無断転載による慰謝料の相場は、一般の個人が趣味で掲載した情報や動画像などを無断転載したような場合には、数十万円程度です。10万円以下というケースもあるでしょう。

しかし、映画やテレビ番組の他、漫画やイラストなど有料で販売・配布されている作品や、企業のイメージシンボルなどを無断転載したような場合で、著作者に営業上の損失が生じた場合は、慰謝料が高額化しがちです。100万円を超えるケースもあります。

どのような著作物を、どのような方法で無断転載したのかによって、大まかな慰謝料額が分かりますので、ご自身の行為による責任がどの程度重いのかを知っておきましょう。

(3)相手方と誠実に話し合う

相手方が何も言ってこない場合は様子を見るのもひとつの方法ですが、相手方が判明している場合は誠実に話し合うことをおすすめします。

無断転載の罪は「親告罪」といって、被害者が捜査機関に告訴をしなければ処罰されることはありません。

示談ができれば告訴を思いとどまってもらえる可能性も十分にありますので、まずは真摯に謝罪して、話し合いを行いましょう。

話し合いにおいては、慰謝料の金額の交渉をすることになる可能性が高いです。

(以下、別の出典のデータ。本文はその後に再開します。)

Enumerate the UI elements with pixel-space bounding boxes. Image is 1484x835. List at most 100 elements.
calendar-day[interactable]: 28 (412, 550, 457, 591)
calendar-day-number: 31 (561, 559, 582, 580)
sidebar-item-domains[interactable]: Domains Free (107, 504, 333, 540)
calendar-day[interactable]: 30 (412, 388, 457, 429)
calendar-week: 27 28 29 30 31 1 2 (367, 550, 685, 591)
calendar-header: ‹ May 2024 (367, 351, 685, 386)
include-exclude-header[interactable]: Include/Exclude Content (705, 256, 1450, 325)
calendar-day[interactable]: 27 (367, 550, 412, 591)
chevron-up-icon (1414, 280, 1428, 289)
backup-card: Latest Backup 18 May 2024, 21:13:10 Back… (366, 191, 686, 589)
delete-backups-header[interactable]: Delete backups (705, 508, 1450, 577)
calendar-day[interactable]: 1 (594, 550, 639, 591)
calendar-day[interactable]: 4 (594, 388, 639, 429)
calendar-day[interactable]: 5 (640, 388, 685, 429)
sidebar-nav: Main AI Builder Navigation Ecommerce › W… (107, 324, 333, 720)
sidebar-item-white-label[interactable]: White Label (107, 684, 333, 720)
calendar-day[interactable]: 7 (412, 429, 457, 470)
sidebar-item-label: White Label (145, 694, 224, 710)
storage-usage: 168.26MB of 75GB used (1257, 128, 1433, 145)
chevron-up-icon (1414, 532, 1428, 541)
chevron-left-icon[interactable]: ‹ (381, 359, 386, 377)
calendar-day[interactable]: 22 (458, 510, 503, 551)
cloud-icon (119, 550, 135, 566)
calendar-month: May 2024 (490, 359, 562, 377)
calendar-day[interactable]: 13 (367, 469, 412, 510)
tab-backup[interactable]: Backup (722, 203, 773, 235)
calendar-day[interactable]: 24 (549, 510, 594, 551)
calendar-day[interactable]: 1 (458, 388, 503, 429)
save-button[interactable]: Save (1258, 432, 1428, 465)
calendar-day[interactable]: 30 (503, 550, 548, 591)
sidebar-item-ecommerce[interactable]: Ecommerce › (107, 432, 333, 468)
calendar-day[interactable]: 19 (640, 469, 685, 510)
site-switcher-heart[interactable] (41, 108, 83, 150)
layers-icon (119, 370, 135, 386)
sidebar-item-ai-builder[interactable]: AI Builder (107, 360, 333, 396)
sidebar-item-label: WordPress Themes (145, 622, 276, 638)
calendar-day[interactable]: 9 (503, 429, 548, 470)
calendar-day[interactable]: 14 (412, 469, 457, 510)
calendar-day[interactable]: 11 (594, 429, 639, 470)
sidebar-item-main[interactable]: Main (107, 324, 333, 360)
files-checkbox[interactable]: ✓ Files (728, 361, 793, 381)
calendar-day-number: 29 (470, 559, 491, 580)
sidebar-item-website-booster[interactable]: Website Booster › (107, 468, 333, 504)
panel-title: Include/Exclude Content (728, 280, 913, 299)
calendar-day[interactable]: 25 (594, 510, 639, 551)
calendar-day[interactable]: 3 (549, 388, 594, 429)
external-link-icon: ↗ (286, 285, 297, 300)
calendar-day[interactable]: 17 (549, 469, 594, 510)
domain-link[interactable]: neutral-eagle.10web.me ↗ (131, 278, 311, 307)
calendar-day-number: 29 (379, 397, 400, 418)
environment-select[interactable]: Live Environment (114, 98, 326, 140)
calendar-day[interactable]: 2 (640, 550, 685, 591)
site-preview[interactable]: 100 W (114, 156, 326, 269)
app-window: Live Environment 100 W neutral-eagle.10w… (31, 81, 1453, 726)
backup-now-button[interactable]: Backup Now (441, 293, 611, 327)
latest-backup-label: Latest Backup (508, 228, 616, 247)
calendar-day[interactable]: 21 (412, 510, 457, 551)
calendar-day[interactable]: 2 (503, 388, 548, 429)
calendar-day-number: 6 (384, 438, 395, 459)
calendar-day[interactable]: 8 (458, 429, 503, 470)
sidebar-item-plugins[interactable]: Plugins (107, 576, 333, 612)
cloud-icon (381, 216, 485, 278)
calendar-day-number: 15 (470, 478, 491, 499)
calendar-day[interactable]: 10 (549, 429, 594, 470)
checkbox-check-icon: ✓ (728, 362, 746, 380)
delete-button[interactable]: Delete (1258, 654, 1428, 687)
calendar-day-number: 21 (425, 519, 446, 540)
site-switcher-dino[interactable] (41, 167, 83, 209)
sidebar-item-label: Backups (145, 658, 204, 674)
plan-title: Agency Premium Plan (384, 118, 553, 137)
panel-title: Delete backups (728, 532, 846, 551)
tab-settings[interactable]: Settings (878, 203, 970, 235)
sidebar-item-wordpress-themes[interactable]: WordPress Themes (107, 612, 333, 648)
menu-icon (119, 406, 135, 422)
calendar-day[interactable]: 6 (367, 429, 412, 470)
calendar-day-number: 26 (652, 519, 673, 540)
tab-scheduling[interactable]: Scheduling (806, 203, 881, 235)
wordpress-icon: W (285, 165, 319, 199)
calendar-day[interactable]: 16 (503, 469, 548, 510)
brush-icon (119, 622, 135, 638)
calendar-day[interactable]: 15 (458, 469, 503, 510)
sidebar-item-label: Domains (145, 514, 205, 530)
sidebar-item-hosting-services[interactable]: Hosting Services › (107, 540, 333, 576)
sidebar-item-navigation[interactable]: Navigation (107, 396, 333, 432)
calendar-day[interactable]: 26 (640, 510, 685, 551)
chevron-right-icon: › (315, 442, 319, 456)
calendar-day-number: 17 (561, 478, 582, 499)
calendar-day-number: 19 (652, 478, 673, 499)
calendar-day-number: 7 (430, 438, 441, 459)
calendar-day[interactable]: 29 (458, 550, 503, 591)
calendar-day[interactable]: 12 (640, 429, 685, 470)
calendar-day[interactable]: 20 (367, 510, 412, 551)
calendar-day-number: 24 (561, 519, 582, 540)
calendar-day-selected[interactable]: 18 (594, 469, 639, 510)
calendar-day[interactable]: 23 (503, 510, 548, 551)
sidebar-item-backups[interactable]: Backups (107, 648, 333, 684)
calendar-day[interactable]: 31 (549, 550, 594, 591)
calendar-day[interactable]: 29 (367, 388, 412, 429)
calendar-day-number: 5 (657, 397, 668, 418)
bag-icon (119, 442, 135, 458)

慰謝料の相場は上記のとおりですが、こちらの誠意が伝われば減額してもらえる可能性もあります。

(4)弁護士に相談する

相手方から責任を追及された場合は、すぐに弁護士に相談することをおすすめします。

相手方との話し合いは、弁護士に依頼すれば代行してもらうことができます。弁護士があなたに代わって専門家としての見地から交渉してくれますので、民事・刑事とも責任の軽減が期待できます。

できれば、無断転載に気づいた時点で弁護士に相談してアドバイスを受けた方がよいでしょう。最善の解決方法を提案してもらえるので、円満に解決できる可能性も高くなります。

まとめ

インターネットで情報を発信していれば、悪気がなくてもうっかりと無断転載をしてしまう可能性があります。

トラブルを回避するためには、著作権法に関する知識を持っておくとともに、もし無断転載をしてしまった場合には早急に適切な対処をとることが大切です。

不安や疑問があるときや、困ったときは弁護士に相談してみるのがよいでしょう。